Und Ugo Bardi verweist auf Aurelio Peccei, der vor 60 Jahren auf die Bedeutung kalter und heißer Kriege für ein wissenschaftlich fundiertes Verständnis der Herausforderungen der Menschheit erkannte, die der Club of Rome als „global probematique“ bezeichnet hat.

Paul Shrivastava verweist in dem Bericht auf die UN Charta von 1945, in deren Präambel wir, „die Völker der Vereinten Nationen“, uns verpflichtet haben, „fest entschlossen  … zusammenzuwirken“, um

  • künftige Geschlechter vor der Geißel des Krieges zu bewahren, die zweimal zu unseren Lebzeiten unsagbares Leid über die Menschheit gebracht hat,

und für diese Zwecke

  • internationale Einrichtungen in Anspruch zu nehmen, um den wirtschaftlichen und sozialen Fortschritt aller Völker zu fördern. 

Jetzt, in 2025 schreibt Shrivastava: “We need to fully understand the systems and culture of war and killing that we live in today. Key support for our war system comes from the global military-industrial network and global defence expenditures, which doubled from $1.1 trillion in 2001 to $2.2 trillion in 2022, accounting for 2.3% of the global GDP. Enabling these war expenditures are extractive fossil and mining economies, nationalist jingoistic politics, religious and linguistic rivalries, and patriarchic values. We need transdisciplinary actions that would help resolve international and intergroup conflicts without resorting to violence or oppression…” 

Und er zitiert noch einmal Aurelio Peccei, “if people are free from want and fear, the world will be in peace.” Spannend finde ich dabei diese Inbeziehungsetzung von „äußeren“ und „inneren“ Bedingungen von Krieg und Frieden.
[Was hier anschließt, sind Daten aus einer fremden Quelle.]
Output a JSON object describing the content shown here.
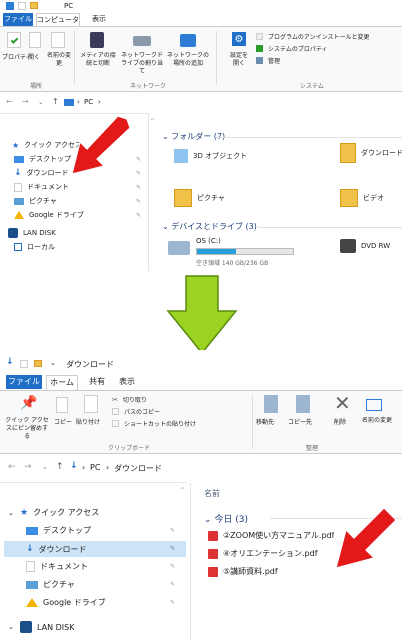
{
  "top": {
    "title": "PC",
    "tabs": [
      "ファイル",
      "コンピューター",
      "表示"
    ],
    "ribbon": {
      "items": [
        "プロパティ",
        "開く",
        "名前の変更",
        "メディアの接続と切断",
        "ネットワークドライブの割り当て",
        "ネットワークの場所の追加",
        "設定を開く",
        "プログラムのアンインストールと変更",
        "システムのプロパティ",
        "管理"
      ],
      "groups": [
        "場所",
        "ネットワーク",
        "システム"
      ]
    },
    "breadcrumb": [
      "PC"
    ],
    "sidebar": {
      "quick_access": "クイック アクセス",
      "items": [
        "デスクトップ",
        "ダウンロード",
        "ドキュメント",
        "ピクチャ",
        "Google ドライブ",
        "LAN DISK",
        "ローカル"
      ]
    },
    "folders_header": "フォルダー (7)",
    "folders": [
      "3D オブジェクト",
      "ダウンロード",
      "ピクチャ",
      "ビデオ"
    ],
    "devices_header": "デバイスとドライブ (3)",
    "drive": {
      "name": "OS (C:)",
      "free": "空き領域 140 GB/236 GB",
      "used_fraction": 0.41,
      "dvd": "DVD RW"
    }
  },
  "bottom": {
    "title": "ダウンロード",
    "tabs": [
      "ファイル",
      "ホーム",
      "共有",
      "表示"
    ],
    "ribbon": {
      "clipboard_items": [
        "クイック アクセスにピン留めする",
        "コピー",
        "貼り付け",
        "切り取り",
        "パスのコピー",
        "ショートカットの貼り付け"
      ],
      "organize_items": [
        "移動先",
        "コピー先",
        "削除",
        "名前の変更"
      ],
      "groups": [
        "クリップボード",
        "整理"
      ]
    },
    "breadcrumb": [
      "PC",
      "ダウンロード"
    ],
    "sidebar": {
      "quick_access": "クイック アクセス",
      "items": [
        "デスクトップ",
        "ダウンロード",
        "ドキュメント",
        "ピクチャ",
        "Google ドライブ",
        "LAN DISK"
      ]
    },
    "column_header": "名前",
    "group_header": "今日 (3)",
    "files": [
      "②ZOOM使い方マニュアル.pdf",
      "④オリエンテーション.pdf",
      "⑤講師資料.pdf"
    ]
  },
  "colors": {
    "accent": "#1f6fc7",
    "arrow_red": "#e31818",
    "arrow_green": "#9bd322",
    "selection": "#cce4f7"
  }
}
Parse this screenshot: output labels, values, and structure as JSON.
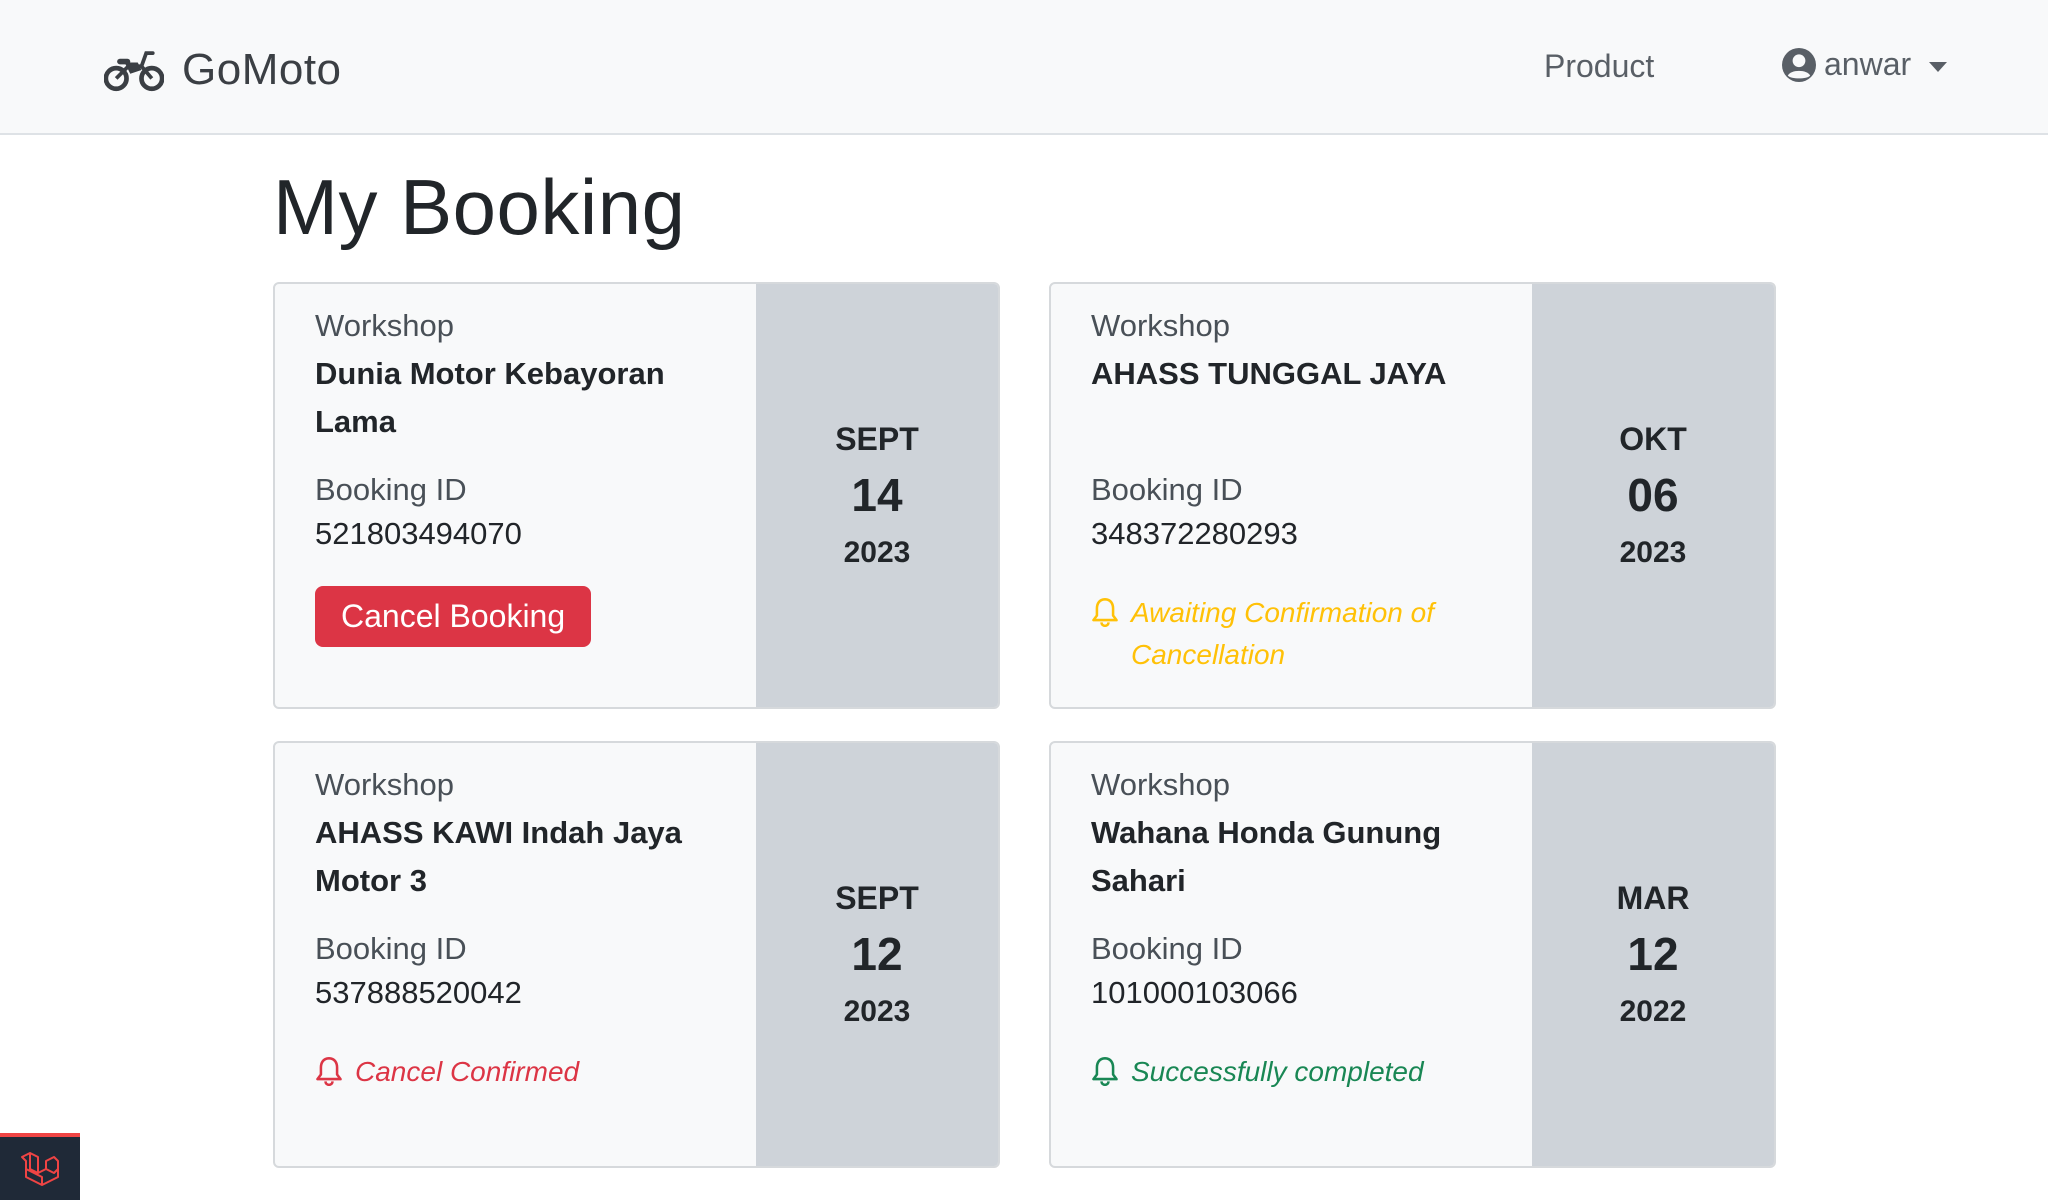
{
  "navbar": {
    "brand": "GoMoto",
    "brand_icon": "motorcycle-icon",
    "product_link": "Product",
    "user_name": "anwar",
    "user_icon": "user-circle-icon"
  },
  "page": {
    "title": "My Booking"
  },
  "labels": {
    "workshop": "Workshop",
    "booking_id": "Booking ID"
  },
  "colors": {
    "danger": "#dc3545",
    "warning": "#ffc107",
    "success": "#198754"
  },
  "bookings": [
    {
      "workshop": "Dunia Motor Kebayoran Lama",
      "booking_id": "521803494070",
      "month": "SEPT",
      "day": "14",
      "year": "2023",
      "action": "Cancel Booking"
    },
    {
      "workshop": "AHASS TUNGGAL JAYA",
      "booking_id": "348372280293",
      "month": "OKT",
      "day": "06",
      "year": "2023",
      "status": "Awaiting Confirmation of Cancellation",
      "status_type": "warning"
    },
    {
      "workshop": "AHASS KAWI Indah Jaya Motor 3",
      "booking_id": "537888520042",
      "month": "SEPT",
      "day": "12",
      "year": "2023",
      "status": "Cancel Confirmed",
      "status_type": "danger"
    },
    {
      "workshop": "Wahana Honda Gunung Sahari",
      "booking_id": "101000103066",
      "month": "MAR",
      "day": "12",
      "year": "2022",
      "status": "Successfully completed",
      "status_type": "success"
    }
  ],
  "debug_badge": {
    "icon": "laravel-icon"
  }
}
Bedürfnisse und Ressourcen, Angst und Ausgaben für Rüstung. Hard- und Software sozusagen.

Schon vor einem Jahr haben wir unsere Initiative Futures of Communities sich bei unserem Workshop im Rahmen der Wiener Klimabiennale der „Emergence of Love“ gewidmet.

Und was machen wir jetzt damit? Was können wir tun?  Als Österreicher*innen, als Umweltbewegte, als engagierte Bürger*innen?
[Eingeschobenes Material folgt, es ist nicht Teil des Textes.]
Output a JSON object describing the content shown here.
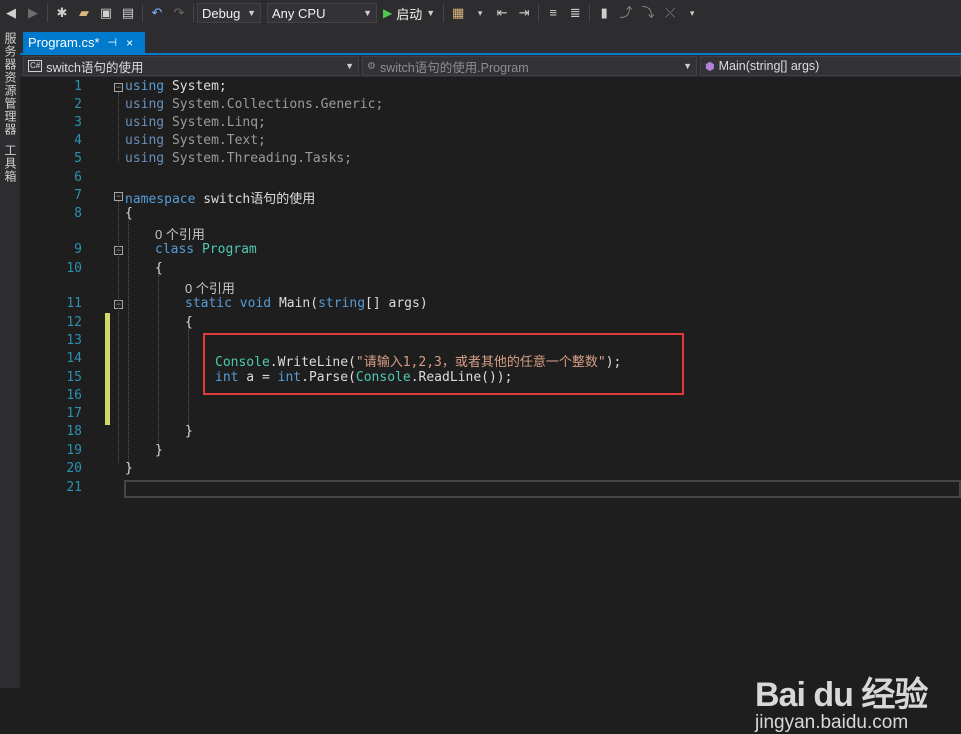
{
  "toolbar": {
    "config": "Debug",
    "platform": "Any CPU",
    "start_label": "启动"
  },
  "side_tabs": {
    "server_explorer": "服务器资源管理器",
    "toolbox": "工具箱"
  },
  "tab": {
    "label": "Program.cs*",
    "pin": "⊣",
    "close": "×"
  },
  "nav": {
    "project": "switch语句的使用",
    "class": "switch语句的使用.Program",
    "member": "Main(string[] args)"
  },
  "line_numbers": [
    "1",
    "2",
    "3",
    "4",
    "5",
    "6",
    "7",
    "8",
    "9",
    "10",
    "11",
    "12",
    "13",
    "14",
    "15",
    "16",
    "17",
    "18",
    "19",
    "20",
    "21"
  ],
  "code": {
    "using_kw": "using",
    "u1": " System;",
    "u2": " System.Collections.Generic;",
    "u3": " System.Linq;",
    "u4": " System.Text;",
    "u5": " System.Threading.Tasks;",
    "namespace_kw": "namespace",
    "namespace_name": " switch语句的使用",
    "open_brace": "{",
    "close_brace": "}",
    "refs": "0 个引用",
    "class_kw": "class",
    "class_name": "Program",
    "static_kw": "static",
    "void_kw": "void",
    "main": "Main(",
    "string_kw": "string",
    "args": "[] args)",
    "console": "Console",
    "dot": ".",
    "writeline": "WriteLine",
    "lparen": "(",
    "literal": "\"请输入1,2,3，或者其他的任意一个整数\"",
    "rparen_semi": ");",
    "int_kw": "int",
    "a_assign": " a = ",
    "parse": "Parse",
    "readline": "ReadLine",
    "end_parse": "());"
  },
  "watermark": {
    "logo": "Bai du 经验",
    "url": "jingyan.baidu.com"
  }
}
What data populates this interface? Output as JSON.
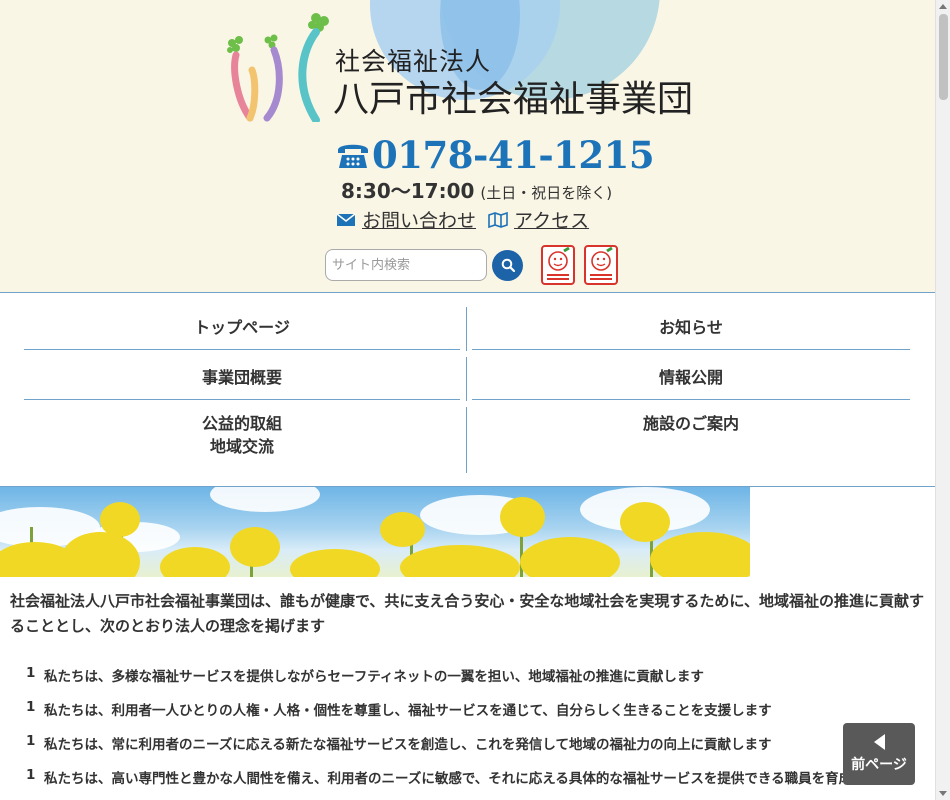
{
  "header": {
    "org_type": "社会福祉法人",
    "org_name": "八戸市社会福祉事業団",
    "phone": "0178-41-1215",
    "hours": "8:30〜17:00",
    "hours_note": "(土日・祝日を除く)",
    "contact_link": "お問い合わせ",
    "access_link": "アクセス",
    "search_placeholder": "サイト内検索"
  },
  "nav": {
    "top": "トップページ",
    "news": "お知らせ",
    "overview": "事業団概要",
    "disclosure": "情報公開",
    "public_1": "公益的取組",
    "public_2": "地域交流",
    "facilities": "施設のご案内"
  },
  "content": {
    "intro": "社会福祉法人八戸市社会福祉事業団は、誰もが健康で、共に支え合う安心・安全な地域社会を実現するために、地域福祉の推進に貢献することとし、次のとおり法人の理念を掲げます",
    "principles": [
      {
        "num": "1",
        "text": "私たちは、多様な福祉サービスを提供しながらセーフティネットの一翼を担い、地域福祉の推進に貢献します"
      },
      {
        "num": "1",
        "text": "私たちは、利用者一人ひとりの人権・人格・個性を尊重し、福祉サービスを通じて、自分らしく生きることを支援します"
      },
      {
        "num": "1",
        "text": "私たちは、常に利用者のニーズに応える新たな福祉サービスを創造し、これを発信して地域の福祉力の向上に貢献します"
      },
      {
        "num": "1",
        "text": "私たちは、高い専門性と豊かな人間性を備え、利用者のニーズに敏感で、それに応える具体的な福祉サービスを提供できる職員を育成します"
      }
    ]
  },
  "prev_button": "前ページ",
  "colors": {
    "header_bg": "#faf6e6",
    "accent_blue": "#1d73b8",
    "divider": "#6fa3cc",
    "badge_red": "#d9342b"
  },
  "icons": [
    "phone-icon",
    "mail-icon",
    "map-icon",
    "search-icon",
    "certification-badge-icon",
    "left-arrow-icon"
  ]
}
Die Umweltbewegung, der ich mich seit 50 Jahren zugehörig fühle, scheint angesichts all der anderen Weltprobleme ins Hintertreffen zu geraten. Und eine neue „Friedensbewegung“ ist noch garnicht entstanden. Neulich war ich bei der ersten öffentlichen Veranstaltung von FriedensATTAC mit meinen 65 Jahren einer der jüngeren im Saal. Der Vortrag von Heinz Gärtner, den Veranstalter Gerhard Kofler als „Neutralitäts-Papst“ vorstellte, hat mir dabei die Augen geöffnet. 

Jetzt erinnere ich mich an die 1980er Jahre, die Zeit meiner Politisierung, als wir 2 mal mit 70.000 andern vom Westbahnhof zum Rathausplatz marschiert sind, um den „NATO Doppelbeschluss“ zur Stationierung amerikanischer Mittelstreckenraketen zu verhindern. Ähnlich wie heute wurde die Friedensbewegung auch vor 40 Jahren verunglimpft: wir würden naiv den „Feind“ – damals die Sowjetunion – unterstützen. 

Die Frage aus dem Publikum, warum es heute keine nennenswerte Friedensbewegung gibt, konnte Gärtner nicht beantworten. Ein Grund scheint mir, dass es heute (noch) nicht gelungen ist, die Friedensbewegung breiter aufzustellen. Damals waren nach meiner Erinnerung die großen Themen Umwelt, Entwicklung, Emanzipation, Bildung, Gesundheit, Demokratie und eben Frieden viel enger mit einander verbunden – inhaltlich und personell. „Greenpeace“ trägt diese Verknüpfung seit 1971 im Namen.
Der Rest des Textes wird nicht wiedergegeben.